Чёрная радуга - Евгений Наумов


С документальной скрупулезностью и глубоким психологизмом прослеживается путь человека, переступившего черту трезвости в специфических условиях Чукотки.

Страшный материал, рядом с которым многие антиалкогольные повести определенно проигрывают.

Содержание:

  • ЧЕРНАЯ ПОЛОСА 1

  • СВЕТЛАЯ ПОЛОСА 16

  • ЧЕРНАЯ ПОЛОСА 23

  • СВЕТЛАЯ ПОЛОСА 41

  • ЧЕРНАЯ ПОЛОСА 51

  • Примечания 63

Евгений Наумов
"ЧЕРНАЯ РАДУГА"

ВЛАДИМИРУ ВЫСОЦКОМУ – певшему лучшее в худших

ЧЕРНАЯ ПОЛОСА

Налей того вина, что если капнуть в Нил,

то пьяным целый век пребудет крокодил.

Рудаки

"Но ведь зачем-то я пришел в этот мир?"

Он лежал крепко принайтованный специальными полотенцами к железной койке и смотрел перед собой взглядом хамелеона: один глаз в потолок, а другой в угол. Тот, что был направлен в угол, наблюдал и тоненькую прозрачную трубочку вблизи, как по ней медленно продвигалась желтая жидкость.

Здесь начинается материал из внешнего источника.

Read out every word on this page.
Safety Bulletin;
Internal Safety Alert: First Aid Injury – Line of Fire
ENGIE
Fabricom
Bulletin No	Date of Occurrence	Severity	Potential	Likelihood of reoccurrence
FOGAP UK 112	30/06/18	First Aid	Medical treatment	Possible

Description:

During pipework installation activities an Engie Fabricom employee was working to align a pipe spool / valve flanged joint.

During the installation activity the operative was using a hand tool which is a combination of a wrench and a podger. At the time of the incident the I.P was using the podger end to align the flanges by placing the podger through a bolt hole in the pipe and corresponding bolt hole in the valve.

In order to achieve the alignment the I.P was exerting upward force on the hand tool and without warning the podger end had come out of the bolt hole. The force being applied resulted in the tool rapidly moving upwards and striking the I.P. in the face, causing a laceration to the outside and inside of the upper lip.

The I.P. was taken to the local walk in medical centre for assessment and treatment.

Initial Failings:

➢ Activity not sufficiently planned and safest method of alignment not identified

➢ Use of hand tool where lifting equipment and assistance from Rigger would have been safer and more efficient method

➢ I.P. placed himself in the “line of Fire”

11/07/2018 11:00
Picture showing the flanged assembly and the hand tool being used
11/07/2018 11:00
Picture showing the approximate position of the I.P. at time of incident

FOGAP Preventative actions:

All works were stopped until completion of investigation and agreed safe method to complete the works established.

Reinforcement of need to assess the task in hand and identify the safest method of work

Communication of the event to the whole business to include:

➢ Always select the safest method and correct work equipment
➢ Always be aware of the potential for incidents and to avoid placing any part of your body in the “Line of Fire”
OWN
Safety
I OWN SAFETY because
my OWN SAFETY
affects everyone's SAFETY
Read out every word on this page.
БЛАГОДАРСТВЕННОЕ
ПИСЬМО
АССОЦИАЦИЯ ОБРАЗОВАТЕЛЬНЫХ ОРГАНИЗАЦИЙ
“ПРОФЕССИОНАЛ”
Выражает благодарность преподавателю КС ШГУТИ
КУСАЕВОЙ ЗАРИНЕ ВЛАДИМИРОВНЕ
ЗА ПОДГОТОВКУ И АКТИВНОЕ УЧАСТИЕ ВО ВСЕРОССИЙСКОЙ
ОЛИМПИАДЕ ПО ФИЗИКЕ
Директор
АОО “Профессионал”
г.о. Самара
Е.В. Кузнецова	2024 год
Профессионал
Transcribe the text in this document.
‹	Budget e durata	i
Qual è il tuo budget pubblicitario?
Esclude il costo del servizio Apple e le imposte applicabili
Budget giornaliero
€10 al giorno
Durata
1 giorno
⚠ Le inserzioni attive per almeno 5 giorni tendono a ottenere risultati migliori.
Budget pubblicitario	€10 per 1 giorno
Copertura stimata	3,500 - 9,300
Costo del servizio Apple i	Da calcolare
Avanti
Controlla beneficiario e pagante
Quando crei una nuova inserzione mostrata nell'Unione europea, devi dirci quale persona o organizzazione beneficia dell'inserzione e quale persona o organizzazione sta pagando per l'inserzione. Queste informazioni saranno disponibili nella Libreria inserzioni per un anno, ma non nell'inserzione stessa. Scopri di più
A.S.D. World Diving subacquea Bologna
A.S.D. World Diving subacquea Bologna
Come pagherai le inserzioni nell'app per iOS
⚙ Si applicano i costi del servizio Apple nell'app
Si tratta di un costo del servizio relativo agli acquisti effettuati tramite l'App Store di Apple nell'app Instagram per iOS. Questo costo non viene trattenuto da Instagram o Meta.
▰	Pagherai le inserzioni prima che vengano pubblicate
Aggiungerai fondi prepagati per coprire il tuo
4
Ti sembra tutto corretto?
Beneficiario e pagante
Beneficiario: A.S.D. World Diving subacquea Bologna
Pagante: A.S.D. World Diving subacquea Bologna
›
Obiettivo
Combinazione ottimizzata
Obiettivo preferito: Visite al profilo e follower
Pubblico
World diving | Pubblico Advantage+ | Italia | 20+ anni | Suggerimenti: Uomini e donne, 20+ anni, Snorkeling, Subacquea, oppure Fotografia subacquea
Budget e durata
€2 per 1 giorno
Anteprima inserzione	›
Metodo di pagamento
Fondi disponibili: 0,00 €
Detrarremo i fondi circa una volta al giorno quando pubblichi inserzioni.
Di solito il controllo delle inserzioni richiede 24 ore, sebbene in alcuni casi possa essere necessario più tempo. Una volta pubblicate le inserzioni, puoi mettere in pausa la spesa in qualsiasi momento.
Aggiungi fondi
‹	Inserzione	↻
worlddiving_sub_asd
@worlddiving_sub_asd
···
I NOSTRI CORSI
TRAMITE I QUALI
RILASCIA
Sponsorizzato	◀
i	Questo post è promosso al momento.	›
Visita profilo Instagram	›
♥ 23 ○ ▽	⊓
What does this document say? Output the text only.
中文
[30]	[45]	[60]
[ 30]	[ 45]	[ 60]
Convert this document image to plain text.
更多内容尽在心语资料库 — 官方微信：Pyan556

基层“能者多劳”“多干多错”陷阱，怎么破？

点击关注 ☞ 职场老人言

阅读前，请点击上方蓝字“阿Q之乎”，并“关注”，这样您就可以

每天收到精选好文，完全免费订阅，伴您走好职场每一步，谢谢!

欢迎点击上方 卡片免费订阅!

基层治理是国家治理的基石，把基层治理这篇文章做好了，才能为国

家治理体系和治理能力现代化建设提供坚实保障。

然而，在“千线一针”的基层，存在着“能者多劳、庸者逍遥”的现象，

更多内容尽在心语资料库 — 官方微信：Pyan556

Они все-таки настигли его и теперь накачивают какой-то дрянью. "Только бы не заснуть", – твердил он себе и хорошо знал, что не заснет. Он был сильнее их, выше, умнее и сейчас только ждал своего часа. "В три ночи", – назначил он сам себе, хотя часов у него не было, да если бы и были, как посмотришь: руки связаны, а шея взята в свободную удавку. Но от тех давних скитаний в тайге у него осталась привычка просыпаться в точно назначенное время. "Даже если меня и сморит дрянь – в три. Они-то к трем обязательно заснут…"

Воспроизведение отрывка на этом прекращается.